Trust Ladder Part 3: Improving Performance

What are the common problems facing Customer Management organisations seeking to move up the Trust Ladder and how do they tackle them to improve performance?

Research from suppliers working in the automotive sector, fast moving consumer goods, and food service highlights ‘Deep Dependence’ as a core concern.

Improving Performance Trust 3

When organisations depend on a core group of customers for 80% their business – it can feel like being held ransom. Like all great relationships, it probably didn’t start this way.


The sense of working together for mutual benefit which brought them together has dissipated over time. Now the customer seems to be the one in control, calling the shots on value and volume. Over time the relationship has become a one way street which continuously erodes margins and customer profitability.

The question is how can organisations break out of it while keeping the customer onboard and pushing for profit?

This is where many suppliers get stuck within a cycle of holding on to business with decreasing levels of value, or holding it any cost as they work on internal cost savings and efficiencies. In short, they are Deeply Dependent.

Deep Dependence in itself is not all bad news.

It can act as springboard to strategic development and co-working; it may offer operating efficiencies through economies of scale, and push suppliers to improve their commercial skills.
The downside is that it may also lead to adversarial relationships, forcing customer service resources into fire-fighting activities, and towards over dependency as one division can mask interdependent relationships in another.

What’s the answer?

The solution lies in developing a CM experience which triggers trust, interdependence, and equitability together. Plans need to take the long-view based on customer insight, market knowledge and organisational strategy.
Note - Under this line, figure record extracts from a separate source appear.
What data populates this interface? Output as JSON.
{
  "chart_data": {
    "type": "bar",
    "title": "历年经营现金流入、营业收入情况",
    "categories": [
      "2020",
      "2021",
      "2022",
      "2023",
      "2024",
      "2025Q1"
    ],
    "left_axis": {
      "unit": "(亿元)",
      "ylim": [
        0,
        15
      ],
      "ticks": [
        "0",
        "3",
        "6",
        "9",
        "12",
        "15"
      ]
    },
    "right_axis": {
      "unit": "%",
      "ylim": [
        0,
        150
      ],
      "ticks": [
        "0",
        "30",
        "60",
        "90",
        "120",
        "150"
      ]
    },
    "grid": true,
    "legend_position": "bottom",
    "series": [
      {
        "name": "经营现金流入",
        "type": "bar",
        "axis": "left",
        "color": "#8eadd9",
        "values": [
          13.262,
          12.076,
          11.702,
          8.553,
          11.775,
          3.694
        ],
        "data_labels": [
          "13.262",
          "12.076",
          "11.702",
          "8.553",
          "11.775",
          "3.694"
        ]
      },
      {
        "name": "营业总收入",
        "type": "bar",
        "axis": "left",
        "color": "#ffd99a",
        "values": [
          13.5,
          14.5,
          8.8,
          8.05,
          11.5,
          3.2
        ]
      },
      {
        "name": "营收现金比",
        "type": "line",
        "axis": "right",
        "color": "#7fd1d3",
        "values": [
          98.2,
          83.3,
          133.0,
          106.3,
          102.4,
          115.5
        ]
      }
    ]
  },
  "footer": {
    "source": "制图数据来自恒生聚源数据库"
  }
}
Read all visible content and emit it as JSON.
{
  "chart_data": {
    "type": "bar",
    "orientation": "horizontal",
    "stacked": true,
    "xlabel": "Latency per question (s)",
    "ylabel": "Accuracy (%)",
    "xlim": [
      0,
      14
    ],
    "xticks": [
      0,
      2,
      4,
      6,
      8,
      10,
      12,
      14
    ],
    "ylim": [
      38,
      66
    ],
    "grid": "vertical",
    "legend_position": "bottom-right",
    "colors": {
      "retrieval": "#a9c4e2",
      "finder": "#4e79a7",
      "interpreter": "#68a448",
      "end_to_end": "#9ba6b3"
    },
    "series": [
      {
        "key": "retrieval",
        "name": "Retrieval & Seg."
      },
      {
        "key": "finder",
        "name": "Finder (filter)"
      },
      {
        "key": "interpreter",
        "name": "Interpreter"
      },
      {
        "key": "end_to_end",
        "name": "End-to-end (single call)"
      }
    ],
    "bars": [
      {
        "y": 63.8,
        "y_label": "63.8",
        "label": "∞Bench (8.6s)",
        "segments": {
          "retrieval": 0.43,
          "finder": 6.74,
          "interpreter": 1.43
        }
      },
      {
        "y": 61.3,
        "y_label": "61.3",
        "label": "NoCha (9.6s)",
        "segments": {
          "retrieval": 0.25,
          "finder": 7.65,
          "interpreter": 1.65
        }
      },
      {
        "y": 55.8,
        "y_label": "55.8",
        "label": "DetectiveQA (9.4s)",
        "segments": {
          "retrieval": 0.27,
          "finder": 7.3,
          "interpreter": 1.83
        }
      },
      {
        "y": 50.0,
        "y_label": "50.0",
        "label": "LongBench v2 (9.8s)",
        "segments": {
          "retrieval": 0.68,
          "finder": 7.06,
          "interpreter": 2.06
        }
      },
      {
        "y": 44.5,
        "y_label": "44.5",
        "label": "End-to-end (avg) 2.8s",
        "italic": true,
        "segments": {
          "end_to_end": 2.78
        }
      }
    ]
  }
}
They should include:

  • Effective stakeholder mapping to identify all the interested parties, mapped to their importance within the organisation.
  • Contact strategy development and implementation based on risk sharing and mutual benefits.
  • Pro-active development of joint business plans as the umbrella for the relationship
  • Evaluate the benefits of co-location

Before embarking on a course of action to move the relationship out of Deep Dependence and into Interdependence it is worth doing a check step!

The customer may be important at the moment, however, will this continue? A strategic customer review could surface any longer term potential they may be able to offer the organisation. Conversely, if the analysis indicates a decline in customers’ importance, organisations can plan accordingly and aim to move from Deep Dependence into Shallow Interdependence. A more strategic approach to customers could ensure better use of resources, processes, systems and way of working to secure longer term customer value.